[Buddha-l] Non-arising
Dan Lusthaus
vasubandhu at earthlink.net
Fri Feb 26 16:21:23 MST 2010
Richard Nance's very astute comment (viz. that Nagarjuna's argument requires
a conflation of "nirvana" with "attainment of nirvana") is important.
The Buddhists recognized that. We have nearly 2000 years of Buddhist history
that responded to Nagarjuna's observation.

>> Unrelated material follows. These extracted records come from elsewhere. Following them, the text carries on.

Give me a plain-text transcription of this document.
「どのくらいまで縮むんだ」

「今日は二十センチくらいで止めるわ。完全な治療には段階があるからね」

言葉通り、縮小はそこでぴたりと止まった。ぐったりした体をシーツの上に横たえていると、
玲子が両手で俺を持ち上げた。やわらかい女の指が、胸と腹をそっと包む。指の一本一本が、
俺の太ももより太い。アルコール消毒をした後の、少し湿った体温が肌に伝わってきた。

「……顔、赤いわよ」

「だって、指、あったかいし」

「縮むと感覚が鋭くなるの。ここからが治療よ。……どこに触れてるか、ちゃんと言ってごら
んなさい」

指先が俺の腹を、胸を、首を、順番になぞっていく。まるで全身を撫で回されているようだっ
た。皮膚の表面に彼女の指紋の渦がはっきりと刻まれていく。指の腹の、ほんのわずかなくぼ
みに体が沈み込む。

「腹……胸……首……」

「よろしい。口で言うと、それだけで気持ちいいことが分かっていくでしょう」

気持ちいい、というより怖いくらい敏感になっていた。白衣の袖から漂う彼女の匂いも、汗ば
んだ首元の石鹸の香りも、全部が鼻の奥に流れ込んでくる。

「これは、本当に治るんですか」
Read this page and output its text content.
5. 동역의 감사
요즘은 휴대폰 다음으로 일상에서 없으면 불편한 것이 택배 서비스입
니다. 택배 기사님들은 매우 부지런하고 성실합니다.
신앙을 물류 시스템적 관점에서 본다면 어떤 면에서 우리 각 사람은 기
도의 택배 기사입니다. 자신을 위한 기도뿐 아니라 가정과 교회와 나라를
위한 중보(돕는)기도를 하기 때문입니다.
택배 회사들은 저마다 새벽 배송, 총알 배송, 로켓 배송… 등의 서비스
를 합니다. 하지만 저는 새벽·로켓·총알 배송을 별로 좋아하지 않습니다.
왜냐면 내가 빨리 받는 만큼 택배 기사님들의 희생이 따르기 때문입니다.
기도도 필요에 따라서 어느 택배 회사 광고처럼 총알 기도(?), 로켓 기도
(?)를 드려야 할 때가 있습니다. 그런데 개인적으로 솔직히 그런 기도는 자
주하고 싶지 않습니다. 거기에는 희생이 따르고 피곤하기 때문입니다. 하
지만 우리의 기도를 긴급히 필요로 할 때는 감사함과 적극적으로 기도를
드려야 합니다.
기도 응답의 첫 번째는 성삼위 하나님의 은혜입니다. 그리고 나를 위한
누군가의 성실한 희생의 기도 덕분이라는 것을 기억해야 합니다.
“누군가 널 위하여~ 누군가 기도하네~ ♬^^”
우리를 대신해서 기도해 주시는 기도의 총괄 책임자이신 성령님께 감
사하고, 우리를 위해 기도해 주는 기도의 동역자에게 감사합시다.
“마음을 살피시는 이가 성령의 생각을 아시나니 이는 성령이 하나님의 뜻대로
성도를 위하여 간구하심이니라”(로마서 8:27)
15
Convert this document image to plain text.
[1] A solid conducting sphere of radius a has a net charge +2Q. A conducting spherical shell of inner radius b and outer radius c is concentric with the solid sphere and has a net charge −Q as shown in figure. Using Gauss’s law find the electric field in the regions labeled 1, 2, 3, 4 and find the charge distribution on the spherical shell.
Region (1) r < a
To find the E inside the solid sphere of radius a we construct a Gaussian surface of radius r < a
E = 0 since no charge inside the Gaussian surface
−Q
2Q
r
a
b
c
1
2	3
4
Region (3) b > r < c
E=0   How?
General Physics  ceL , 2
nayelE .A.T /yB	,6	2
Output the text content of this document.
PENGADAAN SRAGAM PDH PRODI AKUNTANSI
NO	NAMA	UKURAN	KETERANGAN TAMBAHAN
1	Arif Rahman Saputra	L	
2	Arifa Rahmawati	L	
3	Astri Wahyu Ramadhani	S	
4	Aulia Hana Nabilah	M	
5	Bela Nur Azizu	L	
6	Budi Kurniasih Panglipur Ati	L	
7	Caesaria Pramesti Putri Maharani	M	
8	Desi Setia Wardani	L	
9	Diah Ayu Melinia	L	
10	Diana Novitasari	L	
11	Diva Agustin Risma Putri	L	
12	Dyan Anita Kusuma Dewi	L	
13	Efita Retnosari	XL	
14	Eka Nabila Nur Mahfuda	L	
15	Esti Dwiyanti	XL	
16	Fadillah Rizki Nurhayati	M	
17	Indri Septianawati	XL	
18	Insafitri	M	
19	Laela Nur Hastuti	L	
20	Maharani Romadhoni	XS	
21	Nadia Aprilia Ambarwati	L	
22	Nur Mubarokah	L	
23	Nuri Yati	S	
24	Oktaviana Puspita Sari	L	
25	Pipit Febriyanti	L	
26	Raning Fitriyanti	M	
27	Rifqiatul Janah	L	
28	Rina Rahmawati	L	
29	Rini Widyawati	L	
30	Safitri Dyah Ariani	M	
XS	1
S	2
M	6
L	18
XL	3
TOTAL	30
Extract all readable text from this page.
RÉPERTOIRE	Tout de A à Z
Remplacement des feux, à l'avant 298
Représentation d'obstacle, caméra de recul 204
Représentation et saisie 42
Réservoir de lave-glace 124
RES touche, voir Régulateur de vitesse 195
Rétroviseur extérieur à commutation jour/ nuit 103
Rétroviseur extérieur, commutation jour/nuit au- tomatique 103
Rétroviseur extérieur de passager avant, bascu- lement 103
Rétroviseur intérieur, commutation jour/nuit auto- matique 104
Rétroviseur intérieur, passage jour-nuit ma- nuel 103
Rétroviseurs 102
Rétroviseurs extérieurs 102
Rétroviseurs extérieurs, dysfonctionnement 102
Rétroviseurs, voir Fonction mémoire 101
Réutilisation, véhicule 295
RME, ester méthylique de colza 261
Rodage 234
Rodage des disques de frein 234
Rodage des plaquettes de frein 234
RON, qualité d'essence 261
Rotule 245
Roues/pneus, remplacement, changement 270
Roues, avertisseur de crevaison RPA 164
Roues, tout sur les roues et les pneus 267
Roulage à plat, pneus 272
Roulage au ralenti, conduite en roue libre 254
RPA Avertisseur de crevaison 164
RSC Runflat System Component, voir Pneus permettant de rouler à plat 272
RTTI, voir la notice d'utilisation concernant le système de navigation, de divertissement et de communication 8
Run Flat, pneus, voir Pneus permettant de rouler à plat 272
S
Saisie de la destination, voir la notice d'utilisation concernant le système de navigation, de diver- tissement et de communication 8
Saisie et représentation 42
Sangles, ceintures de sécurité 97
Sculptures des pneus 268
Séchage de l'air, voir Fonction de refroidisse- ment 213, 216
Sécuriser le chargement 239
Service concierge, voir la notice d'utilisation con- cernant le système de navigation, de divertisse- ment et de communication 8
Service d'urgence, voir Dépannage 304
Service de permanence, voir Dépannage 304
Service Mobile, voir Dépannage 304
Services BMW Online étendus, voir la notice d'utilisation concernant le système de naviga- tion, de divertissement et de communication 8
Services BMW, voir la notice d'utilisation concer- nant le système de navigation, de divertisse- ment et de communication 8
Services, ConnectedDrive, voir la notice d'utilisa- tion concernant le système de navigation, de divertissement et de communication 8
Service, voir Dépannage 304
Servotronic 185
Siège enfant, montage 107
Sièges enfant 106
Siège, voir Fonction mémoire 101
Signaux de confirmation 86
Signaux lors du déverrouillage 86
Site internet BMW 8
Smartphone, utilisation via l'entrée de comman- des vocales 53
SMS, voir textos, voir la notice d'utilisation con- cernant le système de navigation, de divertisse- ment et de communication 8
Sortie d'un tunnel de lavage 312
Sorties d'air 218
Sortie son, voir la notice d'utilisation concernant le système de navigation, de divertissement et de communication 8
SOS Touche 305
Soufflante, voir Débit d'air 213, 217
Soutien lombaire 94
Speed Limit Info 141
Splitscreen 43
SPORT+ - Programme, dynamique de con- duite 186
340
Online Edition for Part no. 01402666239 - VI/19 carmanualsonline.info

If we keep in mind that Nagarjuna's point is that when Buddhists try to put
the marga and nirvana together they end up abusing one or the other concept,
and thus speaking nonsense, then we can better appreciate the more prominent
responses.
Prajnaparamita literature responded with a rhetoric of attainment and
non-attainment. (When one enters nirvana, one recognizes that no one has
ever entered nirvana; Attaining is non-attaining, hence it is attaining;
etc.)
In East Asia they tried to side-step the problem with the notion of Sudden
Awakening, which happens spontaneously, as if for no reason (Gradual meant a
step by step "causal" means) -- but that soon got dragged back into the
causal realm by getting explained as being the culmination of practices,
merit, etc. from countless past lives, etc.
In fact, Nagarjuna was correct. When Buddhists put nirvana and marga in the
same room, they speak nonsense. Some Buddhists like to speak nonsense, and
there is a lot of authoritative Buddhist nonsense.
Perhaps someone will quote some in response.